Malang, 27 April 2017


Hello God, I want to tell you my story. I think You already know it since You can read what’s inside my heart. But, I still want to talk to You. You are the only hope I have. You are the light I need. You are everything for me.

My world is upside down right now. Everything which once was okay, now it is not. My brick walls which were able to hold my burden, have already gone. My faith in humanity, has finally vanished. My cherished sanctuary, has already broken. I’m lost, God. I was left with nothing but a broken heart.

It hurts so much until I can’t bear to live for any second. It’s painfully killing me very slowly. It frightens me every time I look into eyes. Those noises leave me trembling. That laughter sends me nightmares. Those smirking smiles... sayings... They put me at the rock bottom. Oh God ... save me ...

God... I think I’m tired. I’ve had enough. I’ve been through the same pain for as long as I can remember. I’ve been at the same position all over again. Do I have to be like this forever? Will I?

I want to change it! I don’t want to just sit on the corner and weep. It’s time for me to stand and speak up! I have my own universe that You’ve blessed for me. And I don’t want to waste it for cries. You give me all possibilities and chances and I don’t want to miss them just because of grief. I have my own rights to be happy. I have my own rights to stand for what I think is right. I have my own rights to get what I deserve!

I’m sure everything won’t be the same anymore. I’m certain it won’t be easy. But I believe this is the right thing to do. I stand for myself. I speak up for my own good. For everyone who has been at the same position like me. I might hurt some people for this. But trust me, I mean no harm. I never want to hurt anyone. I just want to speak truthfully, break my masks, throw away fake smiles.

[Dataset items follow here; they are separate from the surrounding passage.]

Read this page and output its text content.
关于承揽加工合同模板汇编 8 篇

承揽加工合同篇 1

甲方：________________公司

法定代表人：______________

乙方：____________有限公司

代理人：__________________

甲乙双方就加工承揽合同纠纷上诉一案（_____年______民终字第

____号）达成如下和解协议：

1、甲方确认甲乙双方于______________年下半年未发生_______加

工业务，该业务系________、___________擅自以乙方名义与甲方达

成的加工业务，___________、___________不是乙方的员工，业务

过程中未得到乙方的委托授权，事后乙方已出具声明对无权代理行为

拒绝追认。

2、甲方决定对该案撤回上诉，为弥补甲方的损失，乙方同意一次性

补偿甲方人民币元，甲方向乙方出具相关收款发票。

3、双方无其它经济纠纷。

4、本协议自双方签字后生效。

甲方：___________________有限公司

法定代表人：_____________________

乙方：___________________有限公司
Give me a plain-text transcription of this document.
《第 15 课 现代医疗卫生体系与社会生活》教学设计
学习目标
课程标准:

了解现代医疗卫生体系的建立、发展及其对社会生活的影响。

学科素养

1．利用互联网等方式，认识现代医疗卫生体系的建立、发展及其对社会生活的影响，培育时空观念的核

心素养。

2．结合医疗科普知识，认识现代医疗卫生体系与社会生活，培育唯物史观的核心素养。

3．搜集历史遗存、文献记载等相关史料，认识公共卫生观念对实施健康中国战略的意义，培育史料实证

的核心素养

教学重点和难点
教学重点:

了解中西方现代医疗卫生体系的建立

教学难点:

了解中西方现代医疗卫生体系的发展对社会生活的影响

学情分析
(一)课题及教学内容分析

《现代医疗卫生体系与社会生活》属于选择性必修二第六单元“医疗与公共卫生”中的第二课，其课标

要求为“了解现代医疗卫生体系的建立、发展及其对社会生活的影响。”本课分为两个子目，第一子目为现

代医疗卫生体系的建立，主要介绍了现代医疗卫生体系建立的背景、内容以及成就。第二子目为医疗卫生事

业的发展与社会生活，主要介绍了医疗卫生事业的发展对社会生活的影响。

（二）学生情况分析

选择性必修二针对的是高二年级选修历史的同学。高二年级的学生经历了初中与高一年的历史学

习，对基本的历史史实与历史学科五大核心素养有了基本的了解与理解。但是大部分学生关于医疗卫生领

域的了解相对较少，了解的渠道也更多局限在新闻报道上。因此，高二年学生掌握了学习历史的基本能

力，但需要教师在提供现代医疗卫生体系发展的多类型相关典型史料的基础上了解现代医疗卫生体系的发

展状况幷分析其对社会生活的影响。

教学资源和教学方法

Hi God, I feel much better now. Everything happens for a reason. I think I have a slight idea why this all happens to me. Thank you for giving me valuable lesson. Thank you for giving me strength. Thank you for making me feel that I’m not alone. Someone out there understands me very well and helps me in his own ways. I know that he is currently also fighting for his rights like me. So God... Please give him strength to stand and speak up. Please bless him with courage to fight. Please help him to get the best as he deserves. I wish nothing but the best luck for him.

Bromo


P.S. : Thank you so much for being there when no one was, my dear friend.